Sanità pavese innovazione

San Matteo di Pavia: istituita la nuova Struttura di Terapia del Dolore

Il Policlinico eleva l'attività ambulatoriale a unità dipartimentale multidisciplinare affidandone la guida alla professoressa Silvia Natoli

San Matteo di Pavia: istituita la nuova Struttura di Terapia del Dolore

Il Policlinico San Matteo di Pavia ha ufficializzato l’istituzione della Struttura Semplice Dipartimentale (SSD) di Terapia del Dolore. Il provvedimento trasforma un’attività ambulatoriale già esistente in un centro multidisciplinare specializzato nella diagnosi e nel trattamento delle sofferenze acute e croniche, sia oncologiche sia non oncologiche. L’organizzazione della nuova unità punta su un approccio personalizzato che integra cure farmacologiche, tecniche interventistiche e assistenza psicosociale.

La nomina della responsabile e il team specialistico

Alla guida della neonata struttura è stata indicata la professoressa Silvia Natoli, dirigente medico e docente associata di Anestesia, Rianimazione e Terapia del Dolore presso l’Università di Pavia. Il gruppo di lavoro sotto la sua direzione comprende medici specialisti, specializzandi e personale infermieristico dedicato. La responsabile ricopre inoltre l’incarico di direttrice della Scuola di Specializzazione di settore e partecipa a organismi istituzionali quali il Comitato Tecnico Sanitario presso il Ministero della Salute e il coordinamento della Rete di Terapia del Dolore di Regione Lombardia.

L’esperienza professionale e accademica della docente

Il curriculum della specialista include la gestione di centri di eccellenza, tra cui la responsabilità del Centro HUB della Regione Lazio presso il Policlinico Tor Vergata. La clinica ha maturato competenze nella gestione del paziente critico in ambito intensivistico, affiancando l’attività ospedaliera alla ricerca scientifica in campo antalgico. A livello nazionale, la docente coordina l’Area Culturale Dolore e Cure Palliative della SIAARTI.

Professoressa Silvia Natoli

Gli obiettivi della Struttura Semplice Dipartimentale

Il progetto intende consolidare il ruolo del San Matteo come polo di riferimento regionale, implementando protocolli condivisi con le altre discipline mediche e i presidi territoriali. La nuova direttrice ha commentato l’incarico con le seguenti dichiarazioni:

“È per me un grande onore assumere la guida della nuova Struttura Semplice Dipartimentale di Terapia del Dolore del Policlinico San Matteo. Ringrazio la Direzione e l’Ateneo per la fiducia riposta: questo riconoscimento ci permette di rafforzare un percorso già consolidato, portando la presa in carico del paziente con dolore a un livello ancora più integrato e multidisciplinare”.

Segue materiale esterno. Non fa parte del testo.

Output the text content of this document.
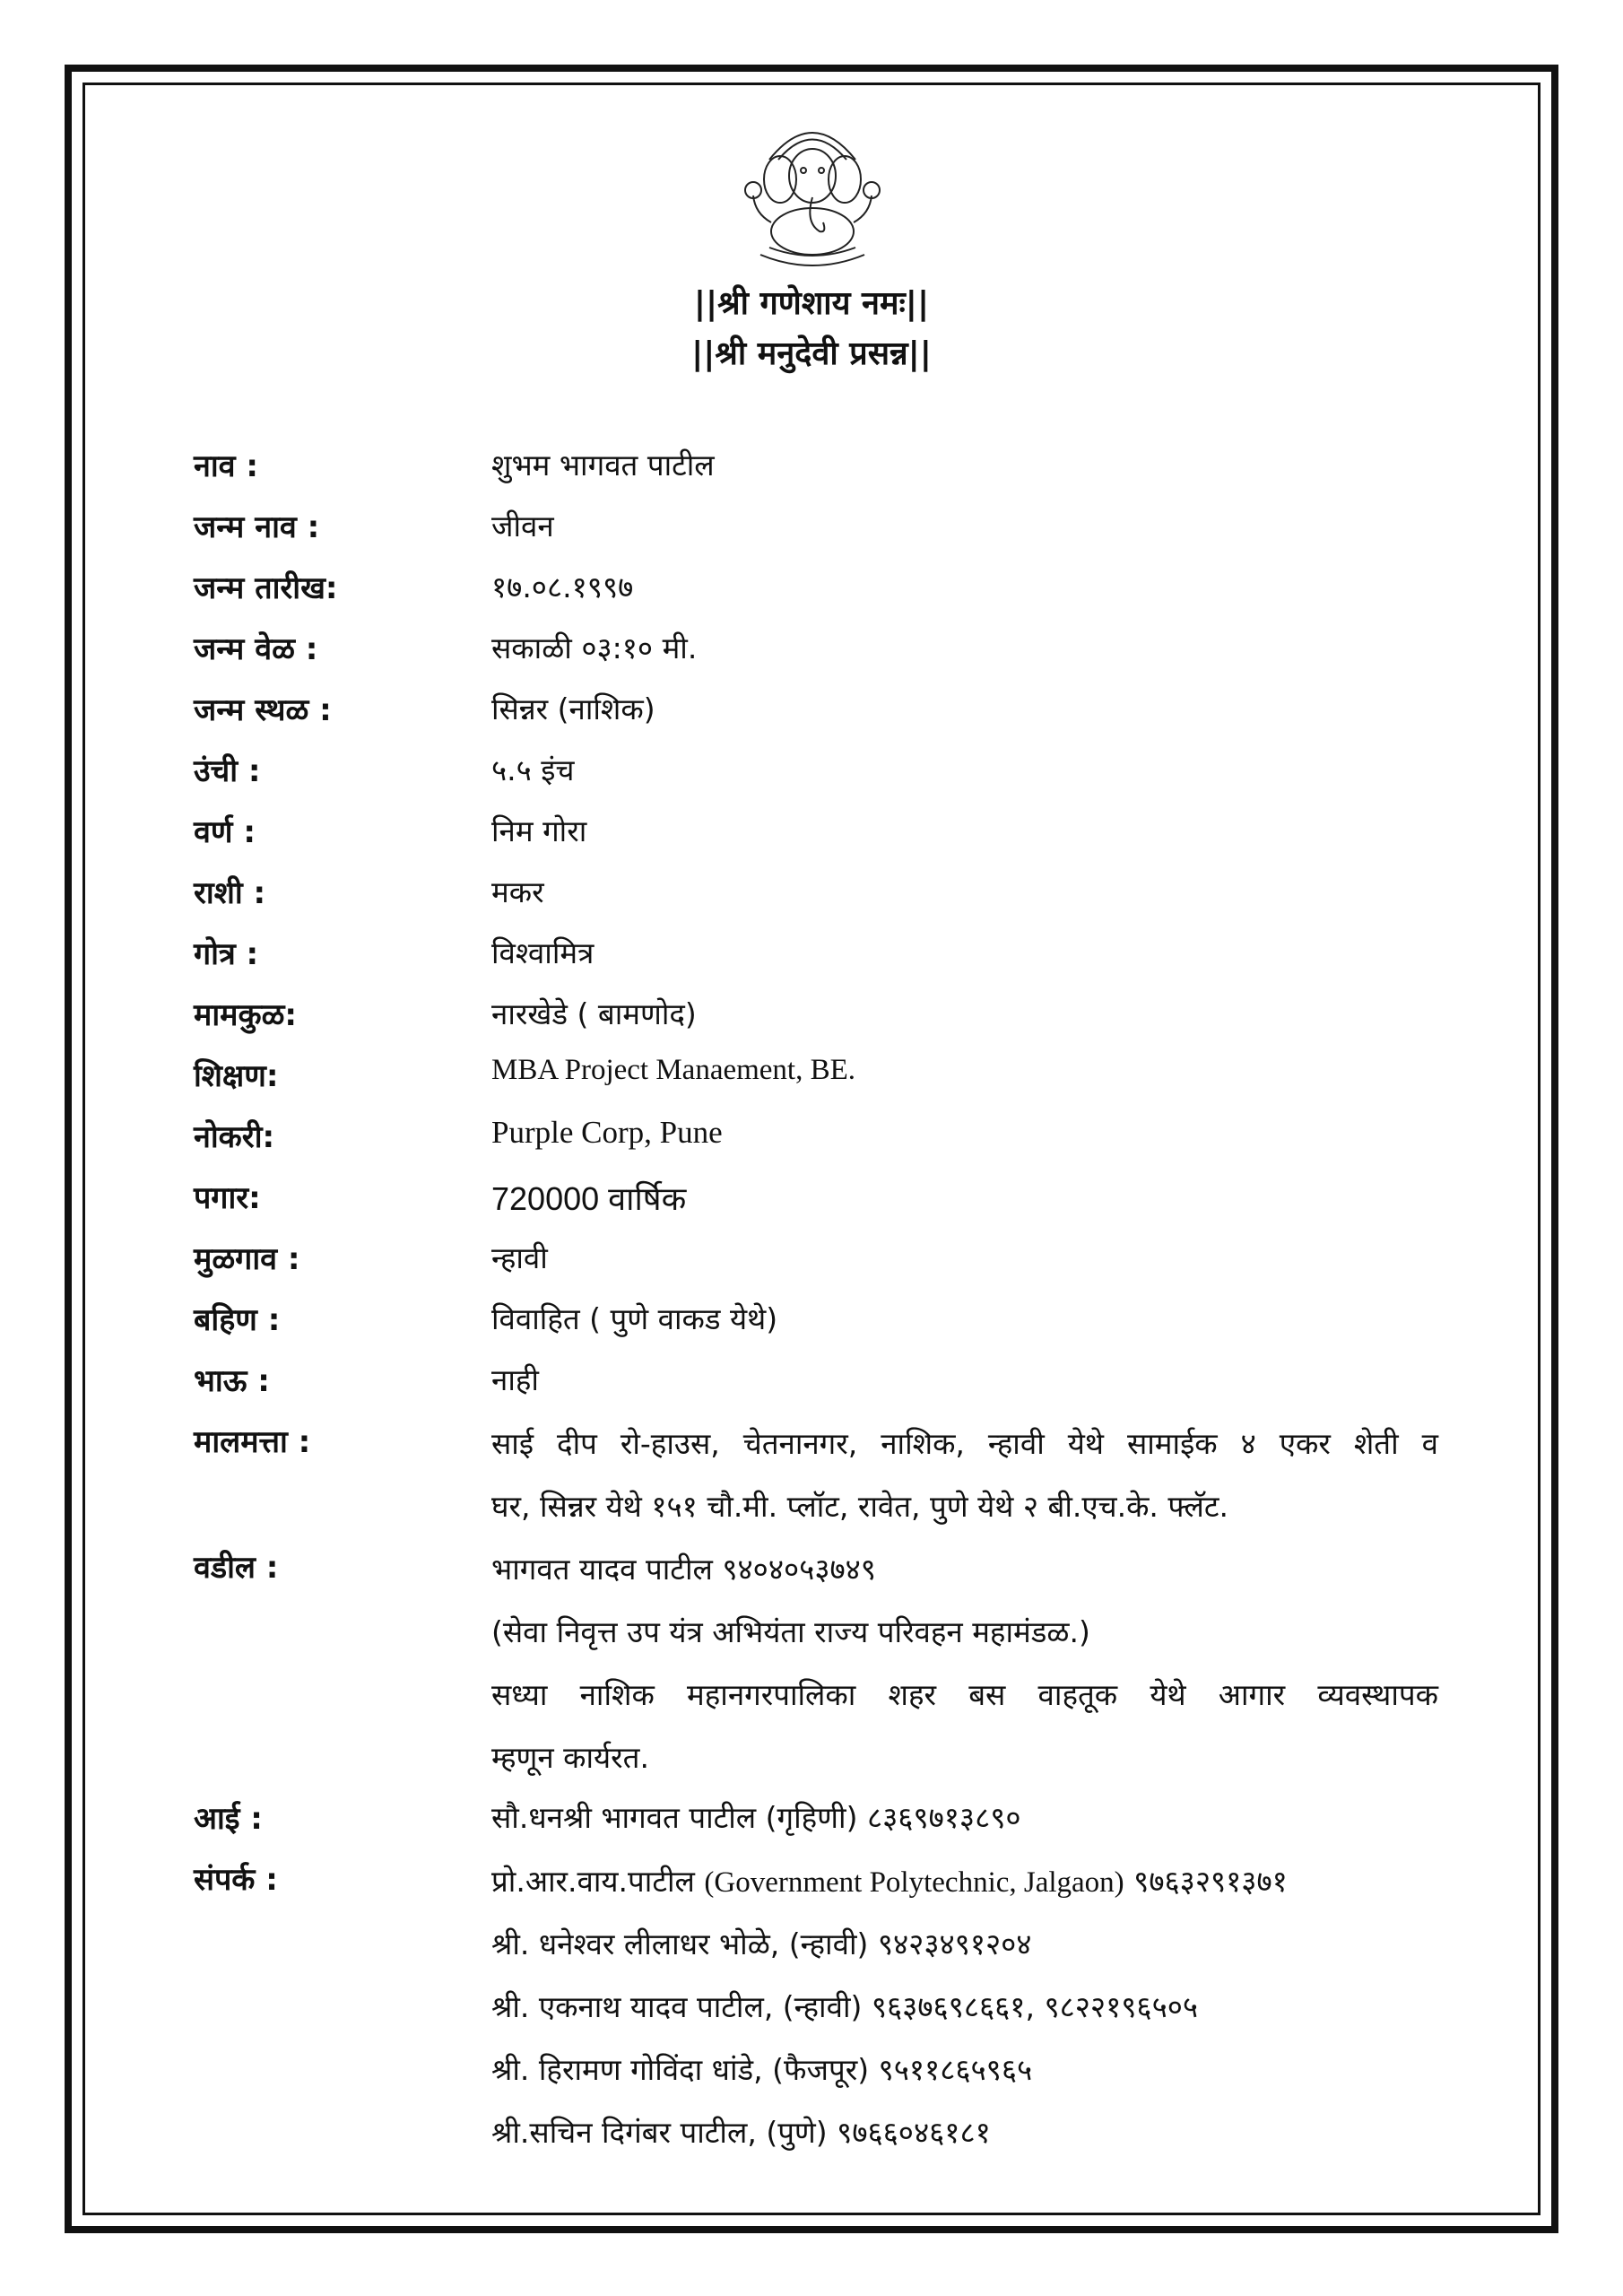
||श्री गणेशाय नमः||
||श्री मनुदेवी प्रसन्न||
नाव :	शुभम भागवत पाटील
जन्म नाव :	जीवन
जन्म तारीख:	१७.०८.१९९७
जन्म वेळ :	सकाळी ०३:१० मी.
जन्म स्थळ :	सिन्नर (नाशिक)
उंची :	५.५ इंच
वर्ण :	निम गोरा
राशी :	मकर
गोत्र :	विश्वामित्र
मामकुळ:	नारखेडे ( बामणोद)
शिक्षण:	MBA Project Manaement, BE.
नोकरी:	Purple Corp, Pune
पगार:	720000 वार्षिक
मुळगाव :	न्हावी
बहिण :	विवाहित ( पुणे वाकड येथे)
भाऊ :	नाही
मालमत्ता :	साई दीप रो-हाउस, चेतनानगर, नाशिक, न्हावी येथे सामाईक ४ एकर शेती व
घर, सिन्नर येथे १५१ चौ.मी. प्लॉट, रावेत, पुणे येथे २ बी.एच.के. फ्लॅट.
वडील :	भागवत यादव पाटील ९४०४०५३७४९
(सेवा निवृत्त उप यंत्र अभियंता राज्य परिवहन महामंडळ.)
सध्या नाशिक महानगरपालिका शहर बस वाहतूक येथे आगार व्यवस्थापक
म्हणून कार्यरत.
आई :	सौ.धनश्री भागवत पाटील (गृहिणी) ८३६९७१३८९०
संपर्क :	प्रो.आर.वाय.पाटील (Government Polytechnic, Jalgaon) ९७६३२९१३७१
श्री. धनेश्वर लीलाधर भोळे, (न्हावी) ९४२३४९१२०४
श्री. एकनाथ यादव पाटील, (न्हावी) ९६३७६९८६६१, ९८२२१९६५०५
श्री. हिरामण गोविंदा धांडे, (फैजपूर) ९५११८६५९६५
श्री.सचिन दिगंबर पाटील, (पुणे) ९७६६०४६१८१
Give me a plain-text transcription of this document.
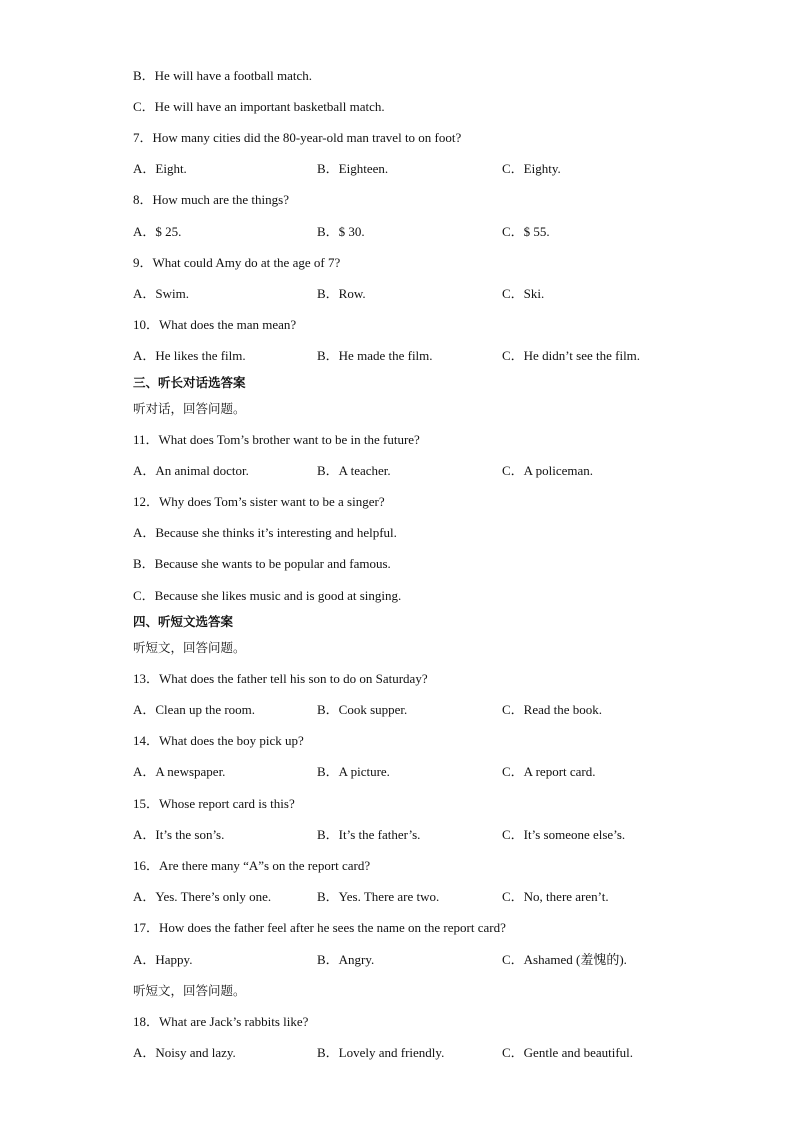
B．He will have a football match.
C．He will have an important basketball match.
7．How many cities did the 80-year-old man travel to on foot?
A．Eight.	B．Eighteen.	C．Eighty.
8．How much are the things?
A．$ 25.	B．$ 30.	C．$ 55.
9．What could Amy do at the age of 7?
A．Swim.	B．Row.	C．Ski.
10．What does the man mean?
A．He likes the film.	B．He made the film.	C．He didn’t see the film.
三、听长对话选答案
听对话，回答问题。
11．What does Tom’s brother want to be in the future?
A．An animal doctor.	B．A teacher.	C．A policeman.
12．Why does Tom’s sister want to be a singer?
A．Because she thinks it’s interesting and helpful.
B．Because she wants to be popular and famous.
C．Because she likes music and is good at singing.
四、听短文选答案
听短文，回答问题。
13．What does the father tell his son to do on Saturday?
A．Clean up the room.	B．Cook supper.	C．Read the book.
14．What does the boy pick up?
A．A newspaper.	B．A picture.	C．A report card.
15．Whose report card is this?
A．It’s the son’s.	B．It’s the father’s.	C．It’s someone else’s.
16．Are there many “A”s on the report card?
A．Yes. There’s only one.	B．Yes. There are two.	C．No, there aren’t.
17．How does the father feel after he sees the name on the report card?
A．Happy.	B．Angry.	C．Ashamed (羞愧的).
听短文，回答问题。
18．What are Jack’s rabbits like?
A．Noisy and lazy.	B．Lovely and friendly.	C．Gentle and beautiful.
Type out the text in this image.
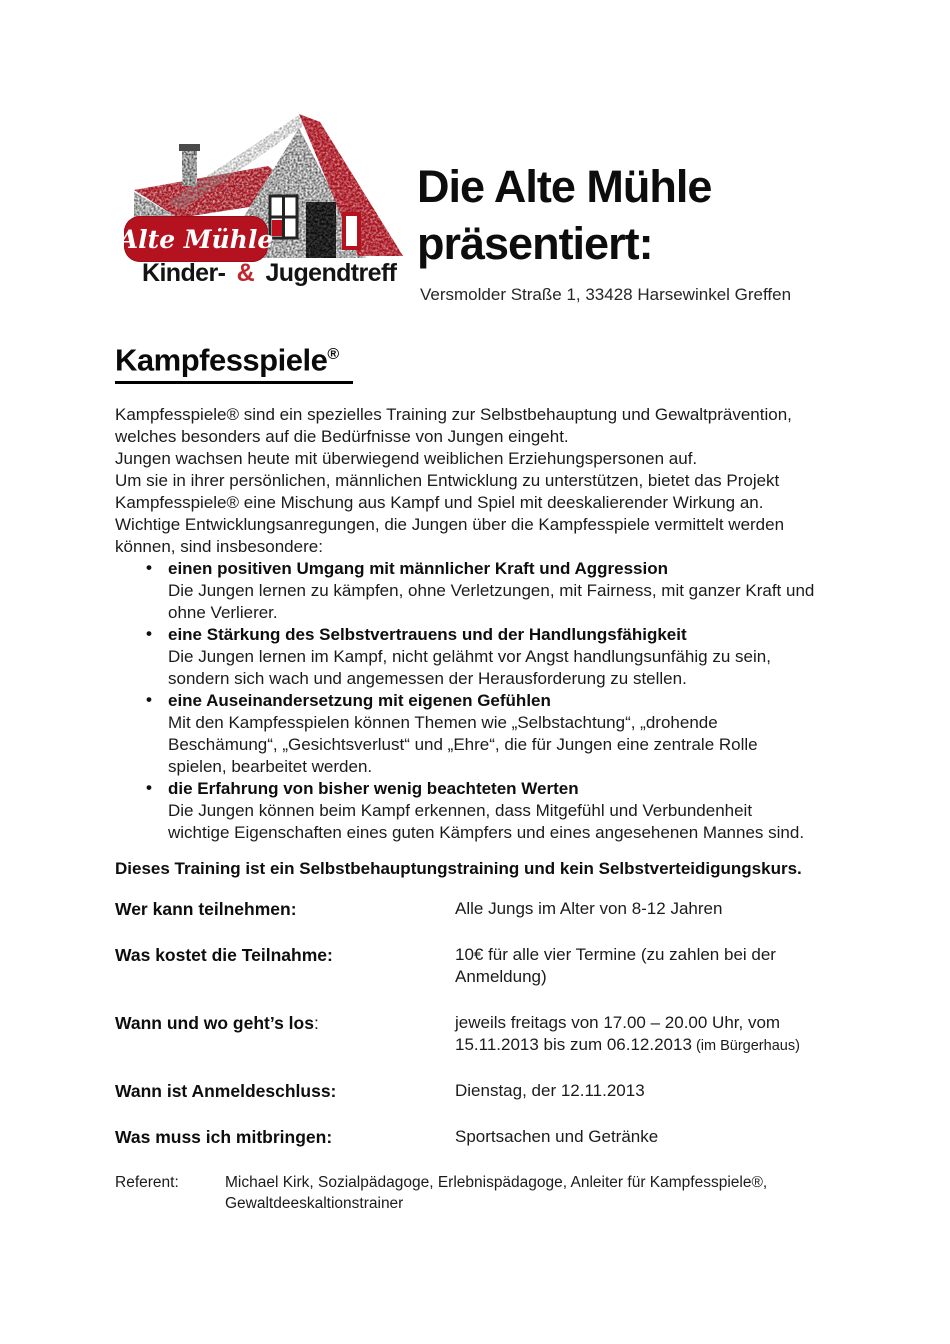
Alte Mühle
Kinder- & Jugendtreff
Die Alte Mühle
präsentiert:
Versmolder Straße 1, 33428 Harsewinkel Greffen
Kampfesspiele®

Kampfesspiele® sind ein spezielles Training zur Selbstbehauptung und Gewaltprävention, welches besonders auf die Bedürfnisse von Jungen eingeht.

Jungen wachsen heute mit überwiegend weiblichen Erziehungspersonen auf.

Um sie in ihrer persönlichen, männlichen Entwicklung zu unterstützen, bietet das Projekt Kampfesspiele® eine Mischung aus Kampf und Spiel mit deeskalierender Wirkung an.

Wichtige Entwicklungsanregungen, die Jungen über die Kampfesspiele vermittelt werden können, sind insbesondere:

• einen positiven Umgang mit männlicher Kraft und Aggression
Die Jungen lernen zu kämpfen, ohne Verletzungen, mit Fairness, mit ganzer Kraft und ohne Verlierer.
• eine Stärkung des Selbstvertrauens und der Handlungsfähigkeit
Die Jungen lernen im Kampf, nicht gelähmt vor Angst handlungsunfähig zu sein, sondern sich wach und angemessen der Herausforderung zu stellen.
• eine Auseinandersetzung mit eigenen Gefühlen
Mit den Kampfesspielen können Themen wie „Selbstachtung“, „drohende Beschämung“, „Gesichtsverlust“ und „Ehre“, die für Jungen eine zentrale Rolle spielen, bearbeitet werden.
• die Erfahrung von bisher wenig beachteten Werten
Die Jungen können beim Kampf erkennen, dass Mitgefühl und Verbundenheit wichtige Eigenschaften eines guten Kämpfers und eines angesehenen Mannes sind.

Dieses Training ist ein Selbstbehauptungstraining und kein Selbstverteidigungskurs.

Wer kann teilnehmen:	Alle Jungs im Alter von 8-12 Jahren
Was kostet die Teilnahme:	10€ für alle vier Termine (zu zahlen bei der Anmeldung)
Wann und wo geht’s los:	jeweils freitags von 17.00 – 20.00 Uhr, vom 15.11.2013 bis zum 06.12.2013 (im Bürgerhaus)
Wann ist Anmeldeschluss:	Dienstag, der 12.11.2013
Was muss ich mitbringen:	Sportsachen und Getränke
Referent:	Michael Kirk, Sozialpädagoge, Erlebnispädagoge, Anleiter für Kampfesspiele®, Gewaltdeeskaltionstrainer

La docente ha poi aggiunto:

“Il nostro obiettivo è sviluppare ulteriormente le competenze cliniche, la ricerca e la formazione, così da rispondere in maniera sempre più efficace alle diverse necessità dell’ospedale. L’obiettivo è rendere la nuova struttura un punto di riferimento per il trattamento del dolore acuto e cronico, oncologico e non oncologico, valorizzando l’approccio personalizzato e il lavoro in equipe, e promuovendo soluzioni innovative a supporto della qualità della vita dei pazienti. Ci proponiamo di implementare protocolli condivisi con le altre discipline coinvolte nel trattamento del dolore e con il Centro HUB di riferimento e di consolidare i rapporti con altri presidi territoriali. Siamo pronti a crescere, collaborare e contribuire attivamente a far sì che il Policlinico San Matteo sia un centro di eccellenza nella gestione del dolore”.